Despite the progress the Department of Homeland Security (DHS) made in taking actions to strengthen its information security program, not all components in Fiscal Year 2016 “consistently follow[ed] DHS’s policies and procedures to maintain current or complete information on remediating security weaknesses [in a] timely [manner],” according to a new DHS Inspector General (IG) audit report. “Components operated 79 unclassified systems with expired authorities to operate,” the IG found.
“Further,” the IG reported, “components had not consolidated all Internet traffic behind the department’s trusted Internet connections and continued to use unsupported operating systems that may expose DHS data to unnecessary risks.”
Continuing, the IG said, “We also identified deficiencies related to configuration management and continuous monitoring. Without addressing these deficiencies, the department cannot ensure that its systems are adequately secured to protect the sensitive information stored and processed in them.”
In January 2016, the Under Secretary for Management issued a memorandum that required all components to enhance DHS’s Cyber Defense by providing security training and exercises to employees and contractors, and implementing endpoint protection solutions and two-factor authentication on DHS’s classified network. The components have made significant progress in remediating security weaknesses identified, compared to the same period last year,” the IG noted, adding, “as of May 2016, all components were reporting information security metrics to the department, enabling DHS to better evaluate its security posture.”

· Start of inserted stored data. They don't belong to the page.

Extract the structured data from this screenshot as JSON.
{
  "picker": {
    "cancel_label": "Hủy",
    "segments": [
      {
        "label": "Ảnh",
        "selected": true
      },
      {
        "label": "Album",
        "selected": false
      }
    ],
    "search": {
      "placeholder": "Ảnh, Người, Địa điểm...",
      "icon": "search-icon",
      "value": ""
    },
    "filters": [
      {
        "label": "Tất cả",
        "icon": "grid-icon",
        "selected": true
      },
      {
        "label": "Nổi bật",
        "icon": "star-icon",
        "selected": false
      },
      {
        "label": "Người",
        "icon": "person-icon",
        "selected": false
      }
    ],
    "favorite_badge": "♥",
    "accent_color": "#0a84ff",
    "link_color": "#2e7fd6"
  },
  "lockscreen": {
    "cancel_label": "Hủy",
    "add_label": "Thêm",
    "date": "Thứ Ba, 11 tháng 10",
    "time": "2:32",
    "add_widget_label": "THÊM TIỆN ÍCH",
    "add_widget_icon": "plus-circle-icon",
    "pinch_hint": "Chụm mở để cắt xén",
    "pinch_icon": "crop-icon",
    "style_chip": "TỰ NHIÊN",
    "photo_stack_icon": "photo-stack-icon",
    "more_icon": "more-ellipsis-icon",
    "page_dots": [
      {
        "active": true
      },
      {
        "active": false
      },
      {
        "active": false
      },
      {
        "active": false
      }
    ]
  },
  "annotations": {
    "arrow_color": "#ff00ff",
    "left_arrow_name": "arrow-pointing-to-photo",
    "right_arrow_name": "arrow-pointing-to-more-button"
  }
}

The IG recommended to the Chief Information Security Officer that DHS “further strengthen its oversight” of its information security program in the areas of continuous monitoring, plan of action and milestones, security authorization and configuration management.
DHS concurred with all four recommendations.
The IG stated that, based on information provided in DHS’s response to the IG’s draft report, the IG “consider recommendations 1, 2, 3 and 4 open and resolved, and directed that, “Once your office has fully implemented the recommendations [to] submit a formal closeout letter to us within 30 days so that we may close the recommendations. The memorandum should be accompanied by evidence of completion of agreed-upon corrective actions.”
The IG’s review of DHS’s information security program is in accordance with the Federal Information Security Modernization Act (FISMA) of 2014. The IG’s “objective was to determine whether DHS’s information security program is adequate, effective and complies with FISMA requirements.